Atlantic Canada gets ferry fare cuts. B.C. gets excuses.
Prime Minister Mark Carney proudly listed cutting ferry fares by 50 per cent in Atlantic Canada as one of his core achievements during a recent fireside chat with Canadians.
Workers, families and coastal communities in the Maritimes deserve affordable marine transportation. But so do people in British Columbia.
Ottawa subsidizes multiple ferry routes in Atlantic Canada. Meanwhile in British Columbia, ferry-dependent communities face rising fares, aging vessels, sailing cancellations and no comparable federal support.
B.C. Ferries are our highways on water. They move workers, food, medicine, tourists and entire regional economies. B.C. moves vastly more passengers than the Atlantic routes, yet gets nowhere near equivalent federal support.
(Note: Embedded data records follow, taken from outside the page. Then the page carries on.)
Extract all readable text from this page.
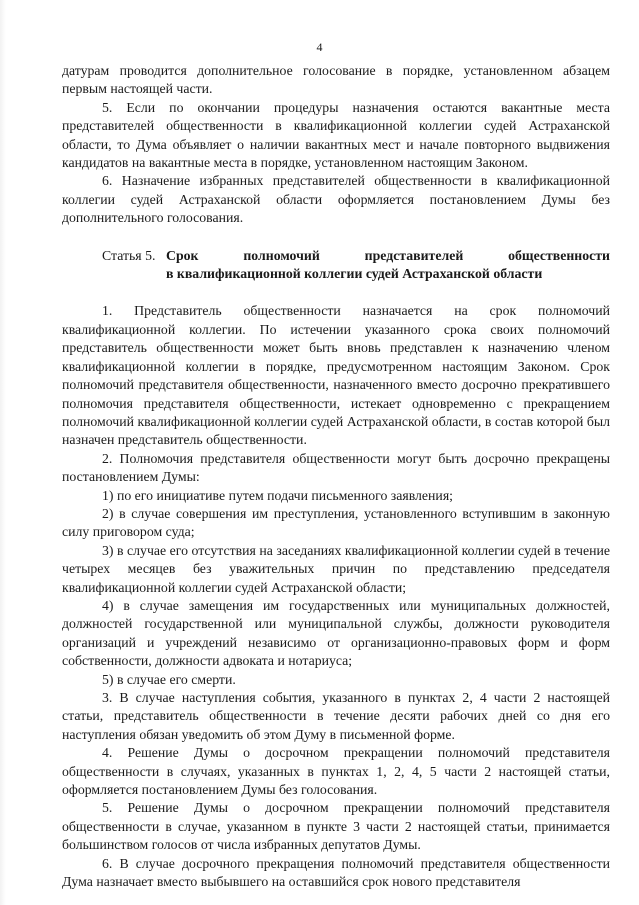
4

датурам проводится дополнительное голосование в порядке, установленном абзацем первым настоящей части.

5. Если по окончании процедуры назначения остаются вакантные места представителей общественности в квалификационной коллегии судей Астраханской области, то Дума объявляет о наличии вакантных мест и начале повторного выдвижения кандидатов на вакантные места в порядке, установленном настоящим Законом.

6. Назначение избранных представителей общественности в квалификационной коллегии судей Астраханской области оформляется постановлением Думы без дополнительного голосования.

Статья 5. Срок полномочий представителей общественности
в квалификационной коллегии судей Астраханской области

1. Представитель общественности назначается на срок полномочий квалификационной коллегии. По истечении указанного срока своих полномочий представитель общественности может быть вновь представлен к назначению членом квалификационной коллегии в порядке, предусмотренном настоящим Законом. Срок полномочий представителя общественности, назначенного вместо досрочно прекратившего полномочия представителя общественности, истекает одновременно с прекращением полномочий квалификационной коллегии судей Астраханской области, в состав которой был назначен представитель общественности.

2. Полномочия представителя общественности могут быть досрочно прекращены постановлением Думы:

1) по его инициативе путем подачи письменного заявления;

2) в случае совершения им преступления, установленного вступившим в законную силу приговором суда;

3) в случае его отсутствия на заседаниях квалификационной коллегии судей в течение четырех месяцев без уважительных причин по представлению председателя квалификационной коллегии судей Астраханской области;

4) в случае замещения им государственных или муниципальных должностей, должностей государственной или муниципальной службы, должности руководителя организаций и учреждений независимо от организационно-правовых форм и форм собственности, должности адвоката и нотариуса;

5) в случае его смерти.

3. В случае наступления события, указанного в пунктах 2, 4 части 2 настоящей статьи, представитель общественности в течение десяти рабочих дней со дня его наступления обязан уведомить об этом Думу в письменной форме.

4. Решение Думы о досрочном прекращении полномочий представителя общественности в случаях, указанных в пунктах 1, 2, 4, 5 части 2 настоящей статьи, оформляется постановлением Думы без голосования.

5. Решение Думы о досрочном прекращении полномочий представителя общественности в случае, указанном в пункте 3 части 2 настоящей статьи, принимается большинством голосов от числа избранных депутатов Думы.

6. В случае досрочного прекращения полномочий представителя общественности Дума назначает вместо выбывшего на оставшийся срок нового представителя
The discrepancy is particularly unfair when you consider just how many more passengers rely on BC Ferries compared to the federally supported routes Carney references in his video.
BC Ferries carries more than 42 times as many passengers each year as federally subsidized ferry routes in Atlantic Canada, excluding Marine Atlantic, which receives separate, additional federal funding.
The truth is, Carney is celebrating a system where B.C. taxpayers fund ferry services in Atlantic Canada through federal taxes while bracing for ferry fare increases in their own province.
If Ottawa believes ferries are nation-building infrastructure in Atlantic Canada, then British Columbia deserves the same respect.